This is the fourth album from French death metallers Exocrine.
Here we have a 42-minute blast of technical death metal. Modern in style and feel, with various progressive and melodic elements, Maelstrom makes a good impression. A very, very good impression. Repeated spins only cements this. I enjoyed 2018’s Molten Giant, but this is superior.
Amidst the technical ferocity that you’d expect on an album like this, the band widen their approach with a variety of tools. Sometimes this might be a simplification into pure crushingly brutal breakdowns, or maybe an atmospheric section replete with engaging melody. Maybe you fancy a bit of a more emotive part that even features some clean singing? Maybe it’s some jazzy sections that float your boat? Exocrine have you covered. On Maelstrom Exocrine have clearly pushed themselves more than ever, producing their best work to date.
If you mix bands like The Faceless, Archspire, Rivers of Nihil, and Obscura together, you’ll have a good idea of a starting point for Exocrine’s sound. However, Maelstrom is strong enough and has enough of its own personality to compete with those bigger names on its own terms.
It’s a varied and rewarding listen, especially as so many bands of this ilk try to overreach and fall short. On Maelstrom, Exocrine may reach far, but their grasp is just as lengthy. Capable and professional, well-written and memorable, this is an album that stands head and shoulders above many of their contemporaries.

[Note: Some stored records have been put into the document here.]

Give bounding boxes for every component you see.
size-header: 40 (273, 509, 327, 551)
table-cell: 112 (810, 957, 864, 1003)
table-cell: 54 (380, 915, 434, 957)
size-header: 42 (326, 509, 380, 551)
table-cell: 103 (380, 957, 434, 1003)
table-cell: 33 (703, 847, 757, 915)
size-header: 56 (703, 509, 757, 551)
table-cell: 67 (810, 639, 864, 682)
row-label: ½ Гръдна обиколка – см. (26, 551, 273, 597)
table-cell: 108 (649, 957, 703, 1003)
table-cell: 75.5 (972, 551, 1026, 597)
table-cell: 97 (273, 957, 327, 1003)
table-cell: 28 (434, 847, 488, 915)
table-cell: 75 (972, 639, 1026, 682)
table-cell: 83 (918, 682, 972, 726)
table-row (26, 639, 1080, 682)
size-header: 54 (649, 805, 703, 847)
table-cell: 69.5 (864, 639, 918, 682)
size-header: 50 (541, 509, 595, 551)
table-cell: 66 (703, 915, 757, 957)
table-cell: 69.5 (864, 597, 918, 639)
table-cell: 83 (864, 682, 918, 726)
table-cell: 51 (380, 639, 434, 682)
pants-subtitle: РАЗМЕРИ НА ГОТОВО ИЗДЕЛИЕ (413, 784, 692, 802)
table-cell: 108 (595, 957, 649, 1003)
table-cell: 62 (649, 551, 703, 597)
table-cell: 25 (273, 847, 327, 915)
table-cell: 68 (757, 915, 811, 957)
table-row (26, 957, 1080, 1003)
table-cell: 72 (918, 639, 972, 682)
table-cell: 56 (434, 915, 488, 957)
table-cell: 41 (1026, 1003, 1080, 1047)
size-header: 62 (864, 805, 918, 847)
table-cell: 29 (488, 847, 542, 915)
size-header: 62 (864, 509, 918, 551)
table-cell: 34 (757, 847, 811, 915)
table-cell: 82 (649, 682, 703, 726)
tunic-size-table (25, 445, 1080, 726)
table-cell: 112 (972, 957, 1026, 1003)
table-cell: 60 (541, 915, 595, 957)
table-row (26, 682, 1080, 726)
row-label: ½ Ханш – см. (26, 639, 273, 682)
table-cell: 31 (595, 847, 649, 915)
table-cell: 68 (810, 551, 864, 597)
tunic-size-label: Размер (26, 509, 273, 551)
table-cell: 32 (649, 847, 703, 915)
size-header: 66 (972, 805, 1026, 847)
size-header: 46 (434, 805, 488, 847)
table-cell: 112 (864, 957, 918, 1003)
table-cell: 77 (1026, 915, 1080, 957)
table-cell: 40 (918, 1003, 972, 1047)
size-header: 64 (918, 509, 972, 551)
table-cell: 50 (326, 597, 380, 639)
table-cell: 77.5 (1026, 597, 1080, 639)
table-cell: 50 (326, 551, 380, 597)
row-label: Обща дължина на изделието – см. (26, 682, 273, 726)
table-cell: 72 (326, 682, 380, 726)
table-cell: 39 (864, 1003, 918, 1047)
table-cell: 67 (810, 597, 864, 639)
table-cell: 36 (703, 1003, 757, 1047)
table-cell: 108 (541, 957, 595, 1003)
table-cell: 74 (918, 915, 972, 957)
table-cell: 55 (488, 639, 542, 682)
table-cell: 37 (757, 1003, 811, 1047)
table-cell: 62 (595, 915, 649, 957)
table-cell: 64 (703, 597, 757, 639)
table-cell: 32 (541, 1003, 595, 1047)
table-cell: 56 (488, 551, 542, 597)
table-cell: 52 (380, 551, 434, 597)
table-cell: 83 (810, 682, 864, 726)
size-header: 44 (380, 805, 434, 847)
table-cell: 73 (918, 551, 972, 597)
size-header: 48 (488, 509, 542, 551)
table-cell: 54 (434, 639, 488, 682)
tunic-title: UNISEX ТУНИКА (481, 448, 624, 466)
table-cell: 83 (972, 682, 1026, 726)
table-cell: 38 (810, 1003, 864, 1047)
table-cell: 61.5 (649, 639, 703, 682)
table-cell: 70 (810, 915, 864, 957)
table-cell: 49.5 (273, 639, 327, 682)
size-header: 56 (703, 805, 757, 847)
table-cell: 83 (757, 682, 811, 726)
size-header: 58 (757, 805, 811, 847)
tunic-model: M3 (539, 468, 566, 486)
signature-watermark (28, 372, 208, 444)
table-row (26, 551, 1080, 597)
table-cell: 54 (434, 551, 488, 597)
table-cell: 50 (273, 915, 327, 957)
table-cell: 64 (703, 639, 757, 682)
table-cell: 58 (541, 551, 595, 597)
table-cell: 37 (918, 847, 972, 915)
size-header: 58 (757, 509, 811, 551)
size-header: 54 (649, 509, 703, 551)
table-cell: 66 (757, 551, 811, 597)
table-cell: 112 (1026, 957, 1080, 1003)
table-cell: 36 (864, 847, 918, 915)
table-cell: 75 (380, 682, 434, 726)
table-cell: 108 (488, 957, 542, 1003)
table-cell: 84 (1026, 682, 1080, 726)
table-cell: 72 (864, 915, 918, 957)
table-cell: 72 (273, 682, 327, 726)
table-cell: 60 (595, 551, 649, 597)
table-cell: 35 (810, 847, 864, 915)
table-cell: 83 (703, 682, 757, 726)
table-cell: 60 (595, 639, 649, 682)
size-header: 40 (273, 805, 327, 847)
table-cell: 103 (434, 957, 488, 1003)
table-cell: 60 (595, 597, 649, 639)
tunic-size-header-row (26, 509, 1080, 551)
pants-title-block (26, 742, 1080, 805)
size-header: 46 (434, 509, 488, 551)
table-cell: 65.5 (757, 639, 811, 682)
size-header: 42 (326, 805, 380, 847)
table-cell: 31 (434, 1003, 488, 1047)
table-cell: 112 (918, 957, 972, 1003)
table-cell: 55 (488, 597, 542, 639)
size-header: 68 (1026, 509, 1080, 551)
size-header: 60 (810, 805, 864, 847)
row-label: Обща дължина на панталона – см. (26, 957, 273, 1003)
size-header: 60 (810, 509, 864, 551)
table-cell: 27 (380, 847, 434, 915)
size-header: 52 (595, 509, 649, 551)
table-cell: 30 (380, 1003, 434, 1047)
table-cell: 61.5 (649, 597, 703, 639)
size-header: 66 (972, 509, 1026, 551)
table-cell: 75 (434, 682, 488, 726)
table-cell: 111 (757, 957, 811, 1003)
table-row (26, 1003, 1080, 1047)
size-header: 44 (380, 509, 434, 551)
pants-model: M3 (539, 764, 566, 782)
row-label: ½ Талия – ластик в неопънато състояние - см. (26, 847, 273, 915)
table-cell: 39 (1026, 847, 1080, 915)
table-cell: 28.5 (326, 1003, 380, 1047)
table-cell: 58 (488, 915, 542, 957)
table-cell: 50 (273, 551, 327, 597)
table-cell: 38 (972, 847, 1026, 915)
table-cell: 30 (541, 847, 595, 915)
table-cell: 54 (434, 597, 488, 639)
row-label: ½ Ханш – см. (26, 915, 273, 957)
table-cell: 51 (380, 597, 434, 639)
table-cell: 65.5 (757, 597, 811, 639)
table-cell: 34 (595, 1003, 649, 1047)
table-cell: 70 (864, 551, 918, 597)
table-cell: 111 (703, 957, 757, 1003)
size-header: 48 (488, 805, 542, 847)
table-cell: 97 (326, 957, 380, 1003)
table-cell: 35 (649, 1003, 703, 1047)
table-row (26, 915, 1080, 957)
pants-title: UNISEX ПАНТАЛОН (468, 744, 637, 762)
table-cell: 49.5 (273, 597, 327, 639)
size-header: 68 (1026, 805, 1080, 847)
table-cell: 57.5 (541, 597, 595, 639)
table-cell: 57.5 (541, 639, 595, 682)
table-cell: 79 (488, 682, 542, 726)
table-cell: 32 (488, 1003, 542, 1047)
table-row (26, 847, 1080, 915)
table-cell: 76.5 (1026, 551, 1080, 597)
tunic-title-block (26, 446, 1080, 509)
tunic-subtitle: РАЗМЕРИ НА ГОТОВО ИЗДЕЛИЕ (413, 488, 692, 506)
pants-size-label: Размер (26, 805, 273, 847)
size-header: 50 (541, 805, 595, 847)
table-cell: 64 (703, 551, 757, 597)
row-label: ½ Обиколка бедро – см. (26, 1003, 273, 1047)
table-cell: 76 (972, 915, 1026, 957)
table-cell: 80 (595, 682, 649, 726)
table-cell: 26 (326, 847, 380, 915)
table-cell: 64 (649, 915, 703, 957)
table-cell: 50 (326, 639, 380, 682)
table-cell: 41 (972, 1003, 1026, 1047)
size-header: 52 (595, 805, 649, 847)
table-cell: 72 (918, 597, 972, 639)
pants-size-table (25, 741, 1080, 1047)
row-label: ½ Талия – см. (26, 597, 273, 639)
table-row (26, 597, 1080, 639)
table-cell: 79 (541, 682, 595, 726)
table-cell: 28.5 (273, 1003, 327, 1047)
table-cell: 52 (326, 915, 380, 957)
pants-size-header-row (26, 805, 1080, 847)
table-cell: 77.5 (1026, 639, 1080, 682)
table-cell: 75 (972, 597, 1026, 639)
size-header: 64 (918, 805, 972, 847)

There’s nothing here that we haven’t actually heard before – even the more avant-garde inclusions such as symphonic elements, jazz influences, or use of a trumpet have been used by other bands – but that doesn’t stop the album being on the cutting edge when compared to the death metal masses. Additionally, it’s what Exocrine do with these various ingredients, and how they shape and forge them into something extremely enjoyable and remarkable, that matters.
Maelstrom is so accomplished and strong that I can’t help but love it. If you’re in any way a fan of this sort of modern extremity, then I can’t recommend this highly enough.